Route information
- Maintained by Compania Națională de Autostrăzi și Drumuri Naționale din România
- Length: 0 km (0 mi; 0 ft) 304.25 km (189.05 mi) planned 260.18 km (161.67 mi) under construction 44.07 km (27.38 mi) tendered

Major junctions
- East end: R 1 at Ungheni (border with Moldova)
- A 7 near Pașcani;
- West end: A 3 near Târgu Mureș

Location
- Country: Romania

Highway system
- Roads in Romania; Highways;
| ← A 7 |  | → A 9 |

= A8 motorway (Romania) =

Planned motorway in Romania

The A8 motorway (Autostrada A8), also known as The Union Motorway (Autostrada Unirii) or the East-West Motorway (Autostrada Est-Vest) is a planned and partially under construction motorway in Romania, that will cross the Eastern Carpathians to connect the historical regions of Moldavia and Transylvania. It will directly link the cities of Iași and Târgu Mureș. The A8 motorway route is an integral part of the Trans-European Transport (TEN-T) Core Network.

==History==
Early plans estimated the first opening as early as 2009. With a total length of around 300 km, and an estimated cost of 4.07 billion €, the motorway will begin from the junction with the A3 motorway near Târgu Mureș, and will run through Sovata, Ditrău, Târgu Neamț, Pașcani, Târgu Frumos and Iași. At its eastern end, the motorway will cross the Prut river at Ungheni to reach Moldova's R1 highway, which further heads east towards Chișinău.

The A8 motorway is divided into five segments: Târgu Mureș – Ditrău segment of 92.2 km, Ditrău – junction with DN2 segment of 118.61 km, DN2 – Iași segment of 60.1 km, Iași Nord bypass segment of 17.7 km, and Iași – Ungheni border segment (15.47 km).

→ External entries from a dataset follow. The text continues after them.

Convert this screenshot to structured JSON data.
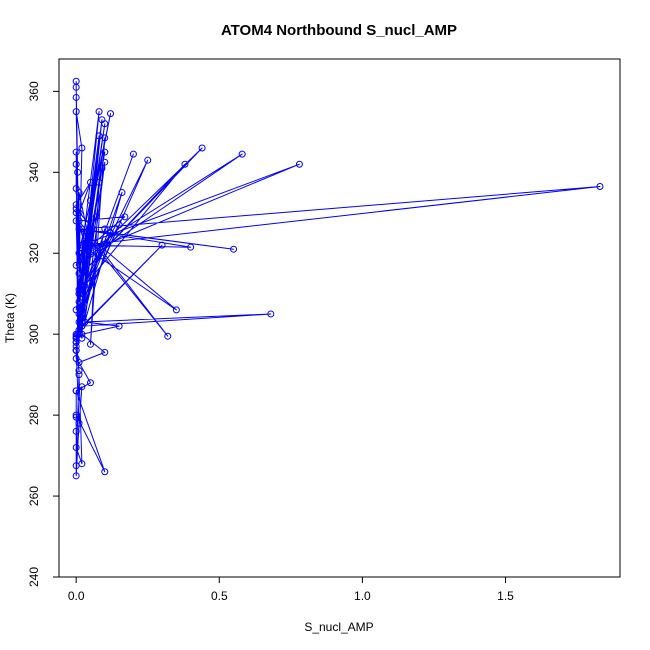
{
  "chart_data": {
    "type": "line",
    "title": "ATOM4 Northbound S_nucl_AMP",
    "xlabel": "S_nucl_AMP",
    "ylabel": "Theta (K)",
    "xlim": [
      -0.06,
      1.9
    ],
    "ylim": [
      240,
      368
    ],
    "x_ticks": [
      0.0,
      0.5,
      1.0,
      1.5
    ],
    "x_tick_labels": [
      "0.0",
      "0.5",
      "1.0",
      "1.5"
    ],
    "y_ticks": [
      240,
      260,
      280,
      300,
      320,
      340,
      360
    ],
    "y_tick_labels": [
      "240",
      "260",
      "280",
      "300",
      "320",
      "340",
      "360"
    ],
    "grid": false,
    "legend": "none",
    "series": [
      {
        "color": "#0000ff",
        "marker": "open-circle",
        "x": [
          0.0,
          0.0,
          0.005,
          0.0,
          0.01,
          0.0,
          0.02,
          0.005,
          0.0,
          0.01,
          0.0,
          0.0,
          0.02,
          0.0,
          0.05,
          0.0,
          0.01,
          0.0,
          0.03,
          0.0,
          0.01,
          0.01,
          0.04,
          0.02,
          0.0,
          0.06,
          0.02,
          0.05,
          0.0,
          0.07,
          0.02,
          0.03,
          0.0,
          0.1,
          0.0,
          0.05,
          0.02,
          0.12,
          0.01,
          0.15,
          0.01,
          0.16,
          0.03,
          0.1,
          0.02,
          0.25,
          0.02,
          0.2,
          0.03,
          0.38,
          0.02,
          0.44,
          0.03,
          0.58,
          0.03,
          0.78,
          0.02,
          1.83,
          0.02,
          0.55,
          0.01,
          0.4,
          0.02,
          0.35,
          0.03,
          0.32,
          0.01,
          0.17,
          0.02,
          0.12,
          0.01,
          0.08,
          0.02,
          0.1,
          0.01,
          0.08,
          0.02,
          0.09,
          0.01,
          0.1,
          0.02,
          0.09,
          0.01,
          0.08,
          0.05,
          0.1,
          0.01,
          0.3,
          0.02,
          0.68,
          0.03,
          0.15,
          0.02,
          0.1,
          0.01,
          0.05,
          0.0,
          0.1,
          0.0,
          0.0,
          0.0,
          0.0,
          0.02,
          0.01,
          0.0,
          0.02,
          0.0,
          0.0,
          0.01,
          0.0,
          0.0,
          0.0,
          0.0,
          0.0,
          0.0,
          0.0,
          0.01,
          0.0,
          0.02,
          0.0
        ],
        "y": [
          362.5,
          361,
          340,
          358.5,
          320,
          355,
          346,
          300,
          345,
          330,
          342,
          336,
          310,
          332,
          337.5,
          328,
          300,
          330,
          322,
          306,
          311,
          335,
          325,
          299,
          331,
          326,
          303,
          333,
          317,
          329,
          304,
          323,
          296,
          326,
          298,
          322,
          307,
          325,
          310,
          327,
          305,
          335,
          303,
          342.5,
          306,
          343,
          310,
          344.5,
          312,
          342,
          315,
          346,
          318,
          344.5,
          320,
          342,
          322,
          336.5,
          326,
          321,
          326,
          321.5,
          322,
          306,
          325,
          299.5,
          328,
          329,
          320,
          354.5,
          315,
          355,
          312,
          352,
          310,
          349,
          305,
          353,
          308,
          345,
          312,
          341,
          303,
          337.5,
          297.5,
          348.5,
          301,
          322,
          302,
          305,
          303,
          302,
          300,
          295.5,
          293,
          288,
          286,
          266,
          280,
          279.5,
          276,
          272,
          268,
          290,
          267.5,
          287,
          286,
          265,
          278,
          296,
          299,
          294,
          300,
          298,
          297,
          296,
          291,
          299,
          302,
          299.5
        ]
      }
    ]
  }
}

Pre-feasibility studies performed in 2007 were followed by feasibility studies in 2009–2011. As of February 2015, the feasibility study revision and update is being conducted by private contractors. The auction for the execution of the Târgu Mureș - Târgu Neamț segments was expected to be launched in 2021.

==Sections==
The tenders for two sections (Section 1 - 22 km: Târgu Mureș - Miercurea Nirajului, and Section 3 - 30.08 km: Leghin – Târgu Neamț) were set to be submitted by 27 February 2023 and 28 February 2023 respectively. On 20 September 2023, the contract for the design and execution of the Leghin – Târgu Neamț section (between Vânători-Neamț and Boureni (junction with DN2)) was signed with the SA&PE Construct-Spedition UMB-Tehnostrade association. In February 2024, the contract for the design and execution of the Târgu Mureș - Miercurea Nirajului section was signed with Nurol. The duration of the contracts are 30 months long, 6 months for planning and 24 months for the execution.

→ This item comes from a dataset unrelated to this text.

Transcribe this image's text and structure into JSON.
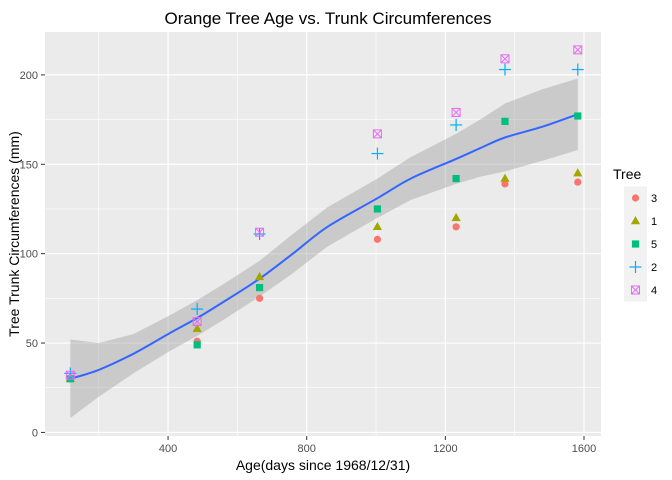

The tender for the design and execution of section 1B Miercurea Nirajului - Sărățeni (23.4 km) was to be submitted by 22 May 2024, and by 25 June 2024 for section 2C Pipirig – Leghin (19.3 km). As of January 2025, four other sections, 1C Sărățeni - Joseni (32.4 km), 1D Joseni - Ditrău (14.4 km), 2A Ditrău - Grințieș (37.9 km), and 2B Grințieș - Pipirig (31.5 km) were also under tender.

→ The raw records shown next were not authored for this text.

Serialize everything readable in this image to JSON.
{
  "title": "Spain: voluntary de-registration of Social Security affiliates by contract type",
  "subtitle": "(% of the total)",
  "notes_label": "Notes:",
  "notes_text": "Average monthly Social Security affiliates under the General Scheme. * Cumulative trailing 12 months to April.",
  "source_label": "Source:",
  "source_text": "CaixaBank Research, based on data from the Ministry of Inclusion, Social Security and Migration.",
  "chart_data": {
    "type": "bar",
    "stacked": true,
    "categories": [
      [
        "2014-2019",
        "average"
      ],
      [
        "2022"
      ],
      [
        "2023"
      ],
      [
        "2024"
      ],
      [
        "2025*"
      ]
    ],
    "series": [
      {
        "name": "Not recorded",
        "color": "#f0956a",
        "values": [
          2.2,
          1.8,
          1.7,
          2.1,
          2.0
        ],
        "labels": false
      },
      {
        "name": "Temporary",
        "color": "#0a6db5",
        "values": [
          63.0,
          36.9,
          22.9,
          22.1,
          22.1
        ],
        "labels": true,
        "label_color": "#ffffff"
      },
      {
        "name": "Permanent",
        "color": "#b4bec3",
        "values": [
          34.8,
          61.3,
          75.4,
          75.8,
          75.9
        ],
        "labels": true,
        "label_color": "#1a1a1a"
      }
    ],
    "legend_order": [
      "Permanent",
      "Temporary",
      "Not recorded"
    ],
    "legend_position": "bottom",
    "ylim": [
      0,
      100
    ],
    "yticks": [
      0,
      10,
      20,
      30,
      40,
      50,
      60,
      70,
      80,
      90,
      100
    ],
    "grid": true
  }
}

In March 2025, the contract for the design and execution of the Ditrău - Grințieș section (2A) was signed with the SA&PE Construct-Tehnostrade-Euro Asfalt-Spedition UMB association. The duration of the contract is 54 months long, 14 months for planning and 40 months for the execution.

Until the end of May 2025, two more contracts were signed for the sections 2C Pipirig - Leghin, and 1B Miercurea Nirajului - Sărățeni.

As of May 2026, eleven sections are under design and construction, while the last two remaining sections are tendered.